PLN Perkuat Ekosistem Kendaraan Listrik, Resmikan SPKLU di Universitas Muhammadiyah Malang

Malang | Radar-today – Dalam rangka Hari Ulang Tahun (HUT) ke-81 Kemerdekaan Republik Indonesia, PT PLN (Persero) Unit Induk Distribusi (UID) Jawa Timur terus memperkuat ekosistem kendaraan listrik sebagai bagian dari upaya mendorong transisi energi dan ketahanan energi nasional. Komitmen tersebut diwujudkan melalui pengoperasian Stasiun Pengisian Kendaraan Listrik Umum (SPKLU) _Fast Ultra Charging_ berkapasitas 120 kilowatt (kW) di Universitas Muhammadiyah Malang (UMM).

Wakil Rektor II Bidang Kepegawaian, Keuangan, dan Umum Universitas Muhammadiyah Malang, Dr. Ahmad Juanda, Ak., M.M., C.A., menyampaikan bahwa UMM memiliki komitmen untuk mendukung pembangunan berkelanjutan, tidak hanya melalui sektor pendidikan, tetapi juga dengan mengambil peran dalam memperkuat ketahanan energi.

“Tujuan utama UMM bukan bisnis murni. Selain menjalankan fungsi pendidikan, kami juga memiliki tanggung jawab dalam menjaga ketahanan pangan dan ketahanan energi. Listrik merupakan energi alternatif yang mampu mendukung dekarbonisasi, meningkatkan efisiensi energi, sekaligus memperkuat ketahanan energi nasional,” ujar Ahmad Juanda.

Sementara itu, General Manager PLN UID Jawa Timur, Eric Rossi Priyo Nugroho, mengatakan kolaborasi dengan institusi pendidikan menjadi bagian penting dalam membangun ekosistem energi masa depan.
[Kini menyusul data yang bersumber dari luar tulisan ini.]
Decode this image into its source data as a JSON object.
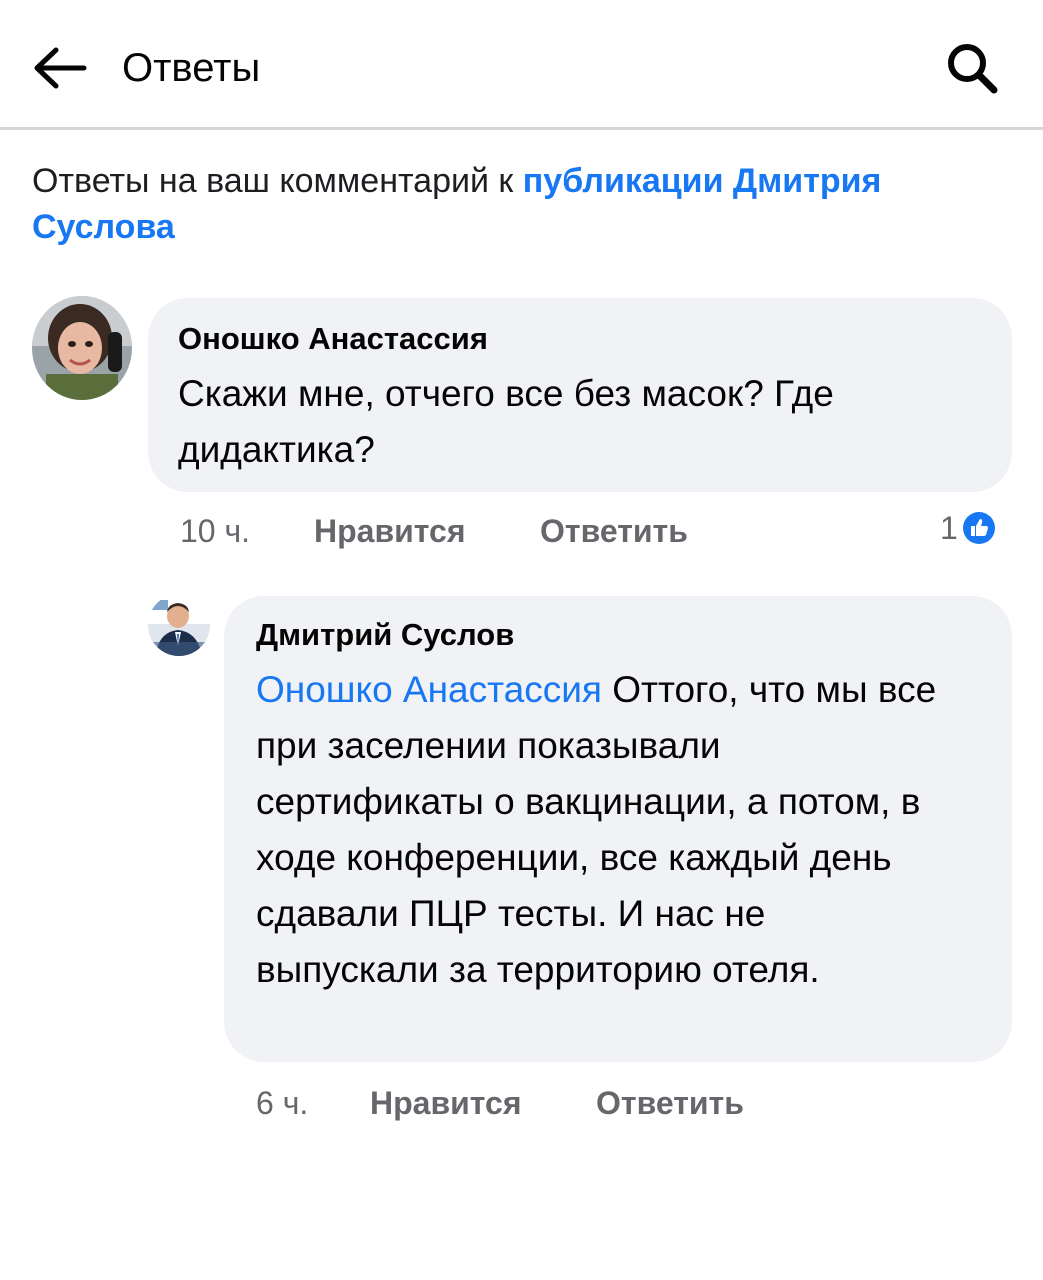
{
  "header": {
    "title": "Ответы",
    "back_icon": "arrow-left-icon",
    "search_icon": "search-icon"
  },
  "intro": {
    "text": "Ответы на ваш комментарий к ",
    "link": "публикации Дмитрия Суслова"
  },
  "comments": [
    {
      "author": "Оношко Анастассия",
      "text": "Скажи мне, отчего все без масок? Где дидактика?",
      "time": "10 ч.",
      "like_label": "Нравится",
      "reply_label": "Ответить",
      "reaction_count": "1",
      "reaction_icon": "like-icon"
    },
    {
      "author": "Дмитрий Суслов",
      "mention": "Оношко Анастассия",
      "text": " Оттого, что мы все при заселении показывали сертификаты о вакцинации, а потом, в ходе конференции, все каждый день сдавали ПЦР тесты. И нас не выпускали за территорию отеля.",
      "time": "6 ч.",
      "like_label": "Нравится",
      "reply_label": "Ответить"
    }
  ],
  "colors": {
    "link": "#1877f2",
    "bubble": "#f0f2f5",
    "meta": "#65676b",
    "divider": "#d4d6da"
  }
}
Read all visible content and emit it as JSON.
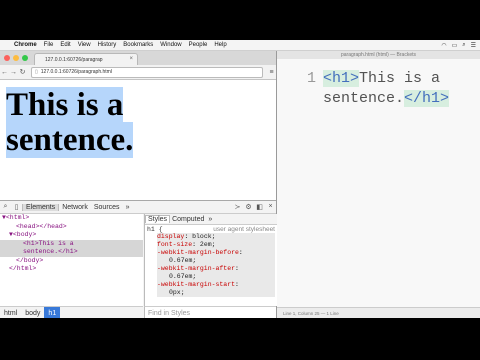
{
  "menubar": {
    "apple": "",
    "items": [
      "Chrome",
      "File",
      "Edit",
      "View",
      "History",
      "Bookmarks",
      "Window",
      "People",
      "Help"
    ]
  },
  "browser": {
    "tab_title": "127.0.0.1:60726/paragrap",
    "url": "127.0.0.1:60726/paragraph.html",
    "heading_line1": "This is a",
    "heading_line2": "sentence."
  },
  "devtools": {
    "tabs": [
      "Elements",
      "Network",
      "Sources"
    ],
    "more": "»",
    "dom_lines": [
      {
        "text": "▼<html>",
        "indent": 0
      },
      {
        "text": "<head></head>",
        "indent": 2
      },
      {
        "text": "▼<body>",
        "indent": 1
      },
      {
        "text": "<h1>This is a",
        "indent": 2
      },
      {
        "text": "sentence.</h1>",
        "indent": 2
      },
      {
        "text": "</body>",
        "indent": 1
      },
      {
        "text": "</html>",
        "indent": 0
      }
    ],
    "styles_tabs": [
      "Styles",
      "Computed"
    ],
    "rule_selector": "h1 {",
    "rule_source": "user agent stylesheet",
    "props": [
      {
        "name": "display",
        "value": "block;"
      },
      {
        "name": "font-size",
        "value": "2em;"
      },
      {
        "name": "-webkit-margin-before",
        "value": ""
      },
      {
        "name": "",
        "value": "0.67em;"
      },
      {
        "name": "-webkit-margin-after",
        "value": ""
      },
      {
        "name": "",
        "value": "0.67em;"
      },
      {
        "name": "-webkit-margin-start",
        "value": ""
      },
      {
        "name": "",
        "value": "0px;"
      }
    ],
    "breadcrumbs": [
      "html",
      "body",
      "h1"
    ],
    "find_placeholder": "Find in Styles"
  },
  "editor": {
    "title": "paragraph.html (html) — Brackets",
    "line_number": "1",
    "code_line1_tag": "<h1>",
    "code_line1_text": "This is a",
    "code_line2_text": "sentence.",
    "code_line2_tag": "</h1>",
    "status": "Line 1, Column 25 — 1 Line"
  }
}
Menurutnya, kehadiran SPKLU di lingkungan kampus tidak hanya menambah infrastruktur pengisian daya kendaraan listrik, tetapi juga menjadi sarana untuk memperluas pemanfaatan energi bersih di tengah masyarakat.

“Kehadiran SPKLU di Universitas Muhammadiyah Malang menunjukkan bahwa pengembangan ekosistem kendaraan listrik membutuhkan peran bersama. PLN membuka seluas-luasnya peluang kemitraan agar infrastruktur kendaraan listrik semakin mudah dijangkau masyarakat,” ujar Eric.

Eric menambahkan, kolaborasi dengan perguruan tinggi memiliki nilai strategis karena kampus merupakan pusat pendidikan, inovasi, sekaligus tempat lahirnya generasi yang akan menjadi penggerak transformasi di masa depan.

“Transisi energi bukan hanya tentang penyediaan infrastruktur, tetapi juga membangun ekosistem dan kebiasaan baru dalam menggunakan energi yang lebih efisien dan rendah emisi. Kami berharap kehadiran SPKLU UMM semakin mendorong masyarakat, khususnya generasi muda, untuk beralih ke kendaraan listrik sekaligus menjadi bagian dari perjalanan menuju masa depan energi yang lebih berkelanjutan,” tambah Eric.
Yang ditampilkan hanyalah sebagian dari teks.